With nearly 70% of the world’s population projected to live in cities by 2050 according to the UN[i], the model suggests a more cohesive physical transformation of low density areas that surround the urban core in a series of predefined phases. Local stakeholders including residents and developers are united in a Real Estate Investment Trust (REIT) that rewards each member according to contribution. A new Master Plan of the area is redesigned based on new economic activity, projected population densities and new parks and public infrastructure. The original low density urban fabric is incrementally replaced with a higher density, mixed development with an emphasis on increasing public space and enhancing existing infrastructure. Local residents receive new housing at no cost in addition to becoming long-term shareholders in the REIT based on the initial equity in their homes. The model has been referred to as Residential Consolidation or informally yellowfield, with yellow indicating areas of residential low density on urban maps.
The thesis examined two different neighborhoods and cultures: (1) Astoria, Queens in New York and (2) Donja Dubrava in Zagreb to illustrate how the model could address a range of issues in different urban environments. In Astoria, the case study created double the population density while increasing public space by 23% within a fixed urban space. In Dubrava, the emphasis was more on introducing new public transportation lines while also expanding public facilities and park areas. The model supports a range of sustainable planning and building practices including the recycling of original building material in the new development, the introduction of new community-wide green technologies and the enhancement of existing infrastructure.
The model becomes a way to develop a city in a more balanced fashion without gentrifying neighborhoods, but by financially rewarding the existing local population. It also shifts much of the focus of economic development from the urban core to more peripheral, but geographically important areas in a city. Combined with a Transit Oriented Development (TOD) approach, the model could significantly decrease car usage by creating mixed residential and commercial developments that are walkable.

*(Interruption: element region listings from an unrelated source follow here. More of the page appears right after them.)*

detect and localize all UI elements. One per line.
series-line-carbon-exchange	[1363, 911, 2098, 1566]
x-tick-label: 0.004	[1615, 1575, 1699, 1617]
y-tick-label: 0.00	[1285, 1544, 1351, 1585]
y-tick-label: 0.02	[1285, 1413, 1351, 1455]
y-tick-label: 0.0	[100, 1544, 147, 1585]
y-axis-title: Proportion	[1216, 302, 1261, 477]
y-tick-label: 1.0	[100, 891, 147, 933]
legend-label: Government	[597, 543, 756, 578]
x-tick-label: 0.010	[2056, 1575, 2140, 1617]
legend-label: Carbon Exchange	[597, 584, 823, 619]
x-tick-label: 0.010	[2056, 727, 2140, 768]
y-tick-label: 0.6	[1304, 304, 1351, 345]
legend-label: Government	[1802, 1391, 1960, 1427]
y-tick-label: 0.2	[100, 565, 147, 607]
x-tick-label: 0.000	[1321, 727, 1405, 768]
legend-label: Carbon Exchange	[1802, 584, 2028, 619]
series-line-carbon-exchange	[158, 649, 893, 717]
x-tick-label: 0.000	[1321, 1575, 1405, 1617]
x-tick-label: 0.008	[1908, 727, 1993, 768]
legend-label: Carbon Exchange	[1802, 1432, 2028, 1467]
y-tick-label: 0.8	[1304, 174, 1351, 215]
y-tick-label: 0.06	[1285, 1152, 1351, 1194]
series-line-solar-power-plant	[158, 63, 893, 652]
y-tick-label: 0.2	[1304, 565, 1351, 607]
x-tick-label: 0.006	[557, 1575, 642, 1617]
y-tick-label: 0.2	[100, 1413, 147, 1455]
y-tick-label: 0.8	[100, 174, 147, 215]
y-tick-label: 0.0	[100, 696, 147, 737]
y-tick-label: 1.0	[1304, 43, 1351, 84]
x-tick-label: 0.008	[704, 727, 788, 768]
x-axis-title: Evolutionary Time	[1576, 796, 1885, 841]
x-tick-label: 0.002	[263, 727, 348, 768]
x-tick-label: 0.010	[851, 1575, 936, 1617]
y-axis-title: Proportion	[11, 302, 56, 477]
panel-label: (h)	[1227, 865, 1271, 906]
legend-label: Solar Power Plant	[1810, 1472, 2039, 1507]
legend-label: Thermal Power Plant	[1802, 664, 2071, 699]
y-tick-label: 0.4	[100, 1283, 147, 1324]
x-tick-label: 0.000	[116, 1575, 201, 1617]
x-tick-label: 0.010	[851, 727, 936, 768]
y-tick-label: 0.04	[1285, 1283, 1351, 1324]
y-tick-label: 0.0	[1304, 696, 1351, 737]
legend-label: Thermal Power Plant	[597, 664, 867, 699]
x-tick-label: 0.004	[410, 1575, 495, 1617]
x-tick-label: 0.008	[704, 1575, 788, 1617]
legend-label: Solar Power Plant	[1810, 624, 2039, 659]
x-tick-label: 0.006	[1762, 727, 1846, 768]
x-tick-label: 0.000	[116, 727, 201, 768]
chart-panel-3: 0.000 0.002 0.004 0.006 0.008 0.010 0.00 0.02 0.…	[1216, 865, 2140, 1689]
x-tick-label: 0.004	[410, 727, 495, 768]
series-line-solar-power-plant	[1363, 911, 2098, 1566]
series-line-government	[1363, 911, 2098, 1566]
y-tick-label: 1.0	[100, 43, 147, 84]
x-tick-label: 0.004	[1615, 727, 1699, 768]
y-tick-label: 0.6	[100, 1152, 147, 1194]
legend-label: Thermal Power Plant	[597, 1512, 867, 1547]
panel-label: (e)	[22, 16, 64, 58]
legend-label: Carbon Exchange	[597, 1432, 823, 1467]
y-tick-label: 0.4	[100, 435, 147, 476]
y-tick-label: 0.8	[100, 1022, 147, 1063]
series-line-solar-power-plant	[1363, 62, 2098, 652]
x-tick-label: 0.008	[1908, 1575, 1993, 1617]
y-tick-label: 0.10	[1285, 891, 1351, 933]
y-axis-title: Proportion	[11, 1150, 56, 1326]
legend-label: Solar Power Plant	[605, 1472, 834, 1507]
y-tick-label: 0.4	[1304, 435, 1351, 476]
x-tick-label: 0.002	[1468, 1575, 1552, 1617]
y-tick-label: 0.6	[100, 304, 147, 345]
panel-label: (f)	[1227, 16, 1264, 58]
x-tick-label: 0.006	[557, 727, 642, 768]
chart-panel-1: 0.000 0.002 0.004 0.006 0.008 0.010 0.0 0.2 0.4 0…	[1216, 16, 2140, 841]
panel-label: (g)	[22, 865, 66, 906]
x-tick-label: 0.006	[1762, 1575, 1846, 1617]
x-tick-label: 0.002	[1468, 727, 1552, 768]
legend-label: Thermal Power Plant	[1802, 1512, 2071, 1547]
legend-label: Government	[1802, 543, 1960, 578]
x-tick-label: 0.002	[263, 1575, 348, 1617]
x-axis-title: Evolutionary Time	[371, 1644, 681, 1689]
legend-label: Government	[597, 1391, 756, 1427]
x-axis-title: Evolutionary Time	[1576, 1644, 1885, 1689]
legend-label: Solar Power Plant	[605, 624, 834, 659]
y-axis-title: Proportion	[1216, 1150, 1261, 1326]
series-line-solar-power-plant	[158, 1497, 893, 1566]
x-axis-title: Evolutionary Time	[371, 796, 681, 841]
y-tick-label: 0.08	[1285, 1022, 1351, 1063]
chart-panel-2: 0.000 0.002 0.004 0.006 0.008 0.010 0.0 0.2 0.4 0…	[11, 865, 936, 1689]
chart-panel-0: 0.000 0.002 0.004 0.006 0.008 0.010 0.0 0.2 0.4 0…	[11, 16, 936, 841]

The American Planning Association, Sustainable Communities Division evaluated entries based on originality and innovation; compatibility with other planning initiatives; effectiveness and results; community engagement and transferability. Mentors and Economic Advisors for the thesis included: Main Advisors (University of Zagreb, Faculty of Architecture) Prof. Nenad Lipovac and Prof. Ljubomir Miščević; Economic Advisors (University of Zagreb, Faculty of Economics and Business) Prof. Ljubo Jurčić and Prof. Josip Tica; Independent Advisor, Prof. Emeritus Gary Hack (MIT and University of Pennsylvania), Prof. Yu-Hung Hong (MIT), Nicholas Frankopan (Oak Advisors, London, UK), Ohene Aku Kwapong (Park Street Advisors, London, UK) and Paul Suchar (KPMG in Croatia).